けれども、願望や恋心が現実を見る目を曇らせたのだと、今になって気づいた。
マルグリッドの話したアベルの両親の過去が胸に突き刺さる。
このままリゼットとの婚約を控えたアベルと離れられずにいたら、彼の母のような不幸な人を自分が作ってしまうのかもしれない。
マルグリッドは二人の気持ちに前から気づいていて、引き離すタイミングを待っていたのだ。
アベルが寄宿学校を卒業し、この邸に帰る前にローザと引き離すつもりなのだ。
やり方は卑怯だが、甥の輝かしい未来を脅かすかもしれないローザを追い出すのは、正しい判断なのかもしれなかった。
「アベルをたぶらかしたこと、指輪を盗んだこと、どちらかひとつでも大罪です。使用人の罪は、この国では主人が罰してよいことになっています。アベルの父亡きあとは後見人のわたくしが、あなたの処罰を決めることになります。あなたは処分が決まるまで部屋で謹慎なさい」
広間を出たローザは、血の気が引いてフラフラと廊下に倒れこんだ。心配して廊下で話を聞いていたらしいレオに、抱き上げられる。

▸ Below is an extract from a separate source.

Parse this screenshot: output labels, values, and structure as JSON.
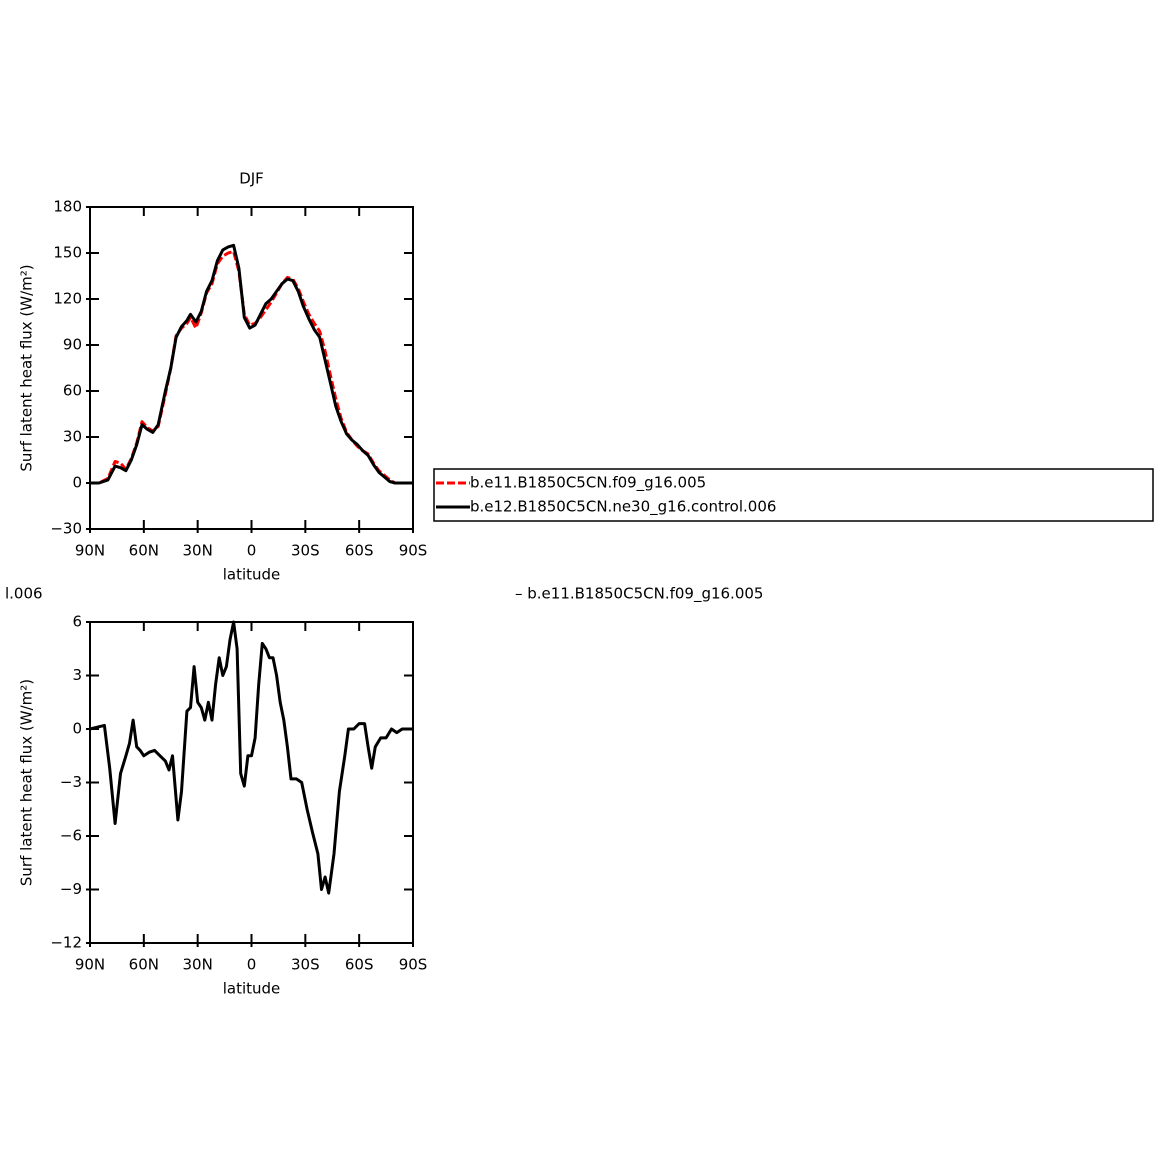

「俺からも、マルグリッド様に処分を軽くしてもらうようお願いするから」
優しかったレオさえ、ローザの窃盗を信じているのだと思うと否定する気力すら起きなくなり、レオの支えを振り払って自室に戻る。
部屋は散々調べられたようで、ローザの少ない持ち物も床にすべてぶちまけられていた。アベルからのプレゼントも持ち去られたようだ。
ひとつ残された母がもらった膝掛けを見つけ、ローザはしがみついて声をあげて泣き続けた。